Who would want to run what on some measures might be regarded as a declining business?
So who would want to run what on some measures might be regarded as a declining business? Step forward Czech billionaire Daniel Křetínský, who has just had his £3.70 per share offer to buy the company accepted by the IDS board.
The £3.6 billion deal is subject to approval by shareholders and regulators.
Křetínský, who is already the largest shareholder in IDS, will be adding to a portfolio of UK holdings that include stakes in the supermarket chain Sainsburys and a top football club, London’s West Ham.
In a 2015 comment quoted by The Times that might appear somewhat ominous for Royal Mail, he said: “We want to make money in industries that are dying because we think they’ll die much more slowly than the general consensus says.”
The Czech Sphinx
As Royal Mail’s owner, he would have to commit to maintaining the company’s historic obligation to deliver to anywhere in the UK at a standard fixed price. He has made no commitment to peg the already spiralling cost of first class stamps.
The man known as the Czech Sphinx intends to focus on the competitive parcels market. “If Royal Mail is not capable of defending its market share, it starts a deadly downward spiral,” he said in an interview with the Financial Times.
Among other conditions of the sale, which Křetínský says will insure fresh investment in the business, will be a promise to recognise the Communication Workers Union that looks out for the interests of Royal Mail’s 130,000 employees.
The Labour party said that it will hold the Czech to his promises to safeguard Royal Mail’s British identity
They and the public will be hoping that Křetínský can turn the company around, both in terms of better services and job protection.
The Labour party, to which the workers’ union is affiliated, said in a statement that it will hold the Czech to his promises to safeguard Royal Mail’s British identity and not to undertake any compulsory redundancies, if it is elected in July.
These are encouraging words from Labour. But will they survive the economic realities and setbacks suffered in other parts of the UK’s privatised sector?
Problems in the privatised public services
Among the arguments for privatisation of state-owned companies, pioneered in the 1980s by Prime Minister Margaret Thatcher, were that business owners would be more efficient and innovative, leading to lower costs and improved services for customers.
When it comes to vital public services - water, electricity, transport and mail - the results have been decidedly mixed.
Some of the UK’s regional water suppliers are in a state of crisis after a quarter of a century in private hands. With sewage spills polluting national waterways, families in various parts of the country have been advised not to drink tap water potentially contaminated by unattended leaks.
The Post Office, from which Royal Mail was hived off in 2012, has been undergoing a trauma of a different kind. Responsible for maintaining a network of post offices and customer-facing services, it is blamed for the prosecution of some 900 sub-postmasters wrongly convicted of theft, fraud and false accounting on the basis of faulty software.
A public inquiry is ongoing, having heard that some executives were aware of problems but went ahead with prosecutions anyway.
Britain’s rail services, split up and privatised in 1993, meanwhile are falling well short of expectations.

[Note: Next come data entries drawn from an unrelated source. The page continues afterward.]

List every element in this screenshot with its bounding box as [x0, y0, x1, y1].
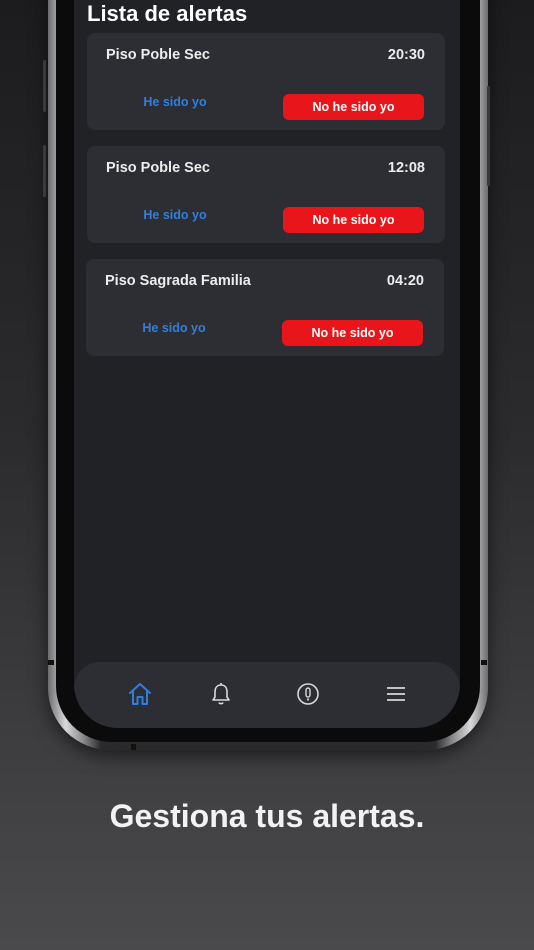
not-me-button[interactable]: No he sido yo: [282, 320, 423, 346]
menu-icon: [387, 687, 405, 701]
not-me-button[interactable]: No he sido yo: [283, 94, 424, 120]
tagline: Gestiona tus alertas.: [109, 798, 425, 834]
volume-button-down: [43, 145, 46, 197]
antenna-band-left: [48, 660, 54, 665]
app-screen: Lista de alertas Piso Poble Sec 20:30 He…: [74, 0, 460, 728]
alert-card: Piso Poble Sec 20:30 He sido yo No he si…: [87, 33, 445, 130]
bell-icon: [212, 683, 230, 705]
power-button: [487, 86, 490, 186]
alert-location: Piso Poble Sec: [106, 160, 210, 176]
it-was-me-button[interactable]: He sido yo: [135, 95, 215, 109]
tab-alerts[interactable]: [207, 680, 235, 708]
it-was-me-button[interactable]: He sido yo: [134, 321, 214, 335]
info-circle-icon: [297, 683, 319, 705]
antenna-band-bottom: [131, 744, 136, 750]
it-was-me-button[interactable]: He sido yo: [135, 208, 215, 222]
alert-card: Piso Sagrada Familia 04:20 He sido yo No…: [86, 259, 444, 356]
not-me-button[interactable]: No he sido yo: [283, 207, 424, 233]
tab-info[interactable]: [294, 680, 322, 708]
volume-button-up: [43, 60, 46, 112]
tab-home[interactable]: [126, 680, 154, 708]
alert-time: 20:30: [387, 47, 425, 63]
alert-location: Piso Sagrada Familia: [105, 273, 251, 289]
tab-menu[interactable]: [382, 680, 410, 708]
alert-card: Piso Poble Sec 12:08 He sido yo No he si…: [87, 146, 445, 243]
home-icon: [129, 683, 151, 705]
bottom-tab-bar: [74, 662, 460, 728]
alert-time: 04:20: [386, 273, 424, 289]
alert-time: 12:08: [387, 160, 425, 176]
antenna-band-right: [481, 660, 487, 665]
alert-location: Piso Poble Sec: [106, 47, 210, 63]
page-title: Lista de alertas: [87, 1, 248, 26]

On some lines, late-running trains and staff shortages have become the norm, not to mention the high price of tickets.
With a growing number of regional companies failing to fulfil their contracts, much of the network has been effectively renationalised.
Some of the problems in the privatised public services might be put down to managerial incompetence or even investor greed. Or perhaps the challenges are more linked to the lack of competition in what are essentially monopoly services.
At the moment, investors can just walk away if the going gets tough, leaving politicians and taxpayers to pick up the pieces.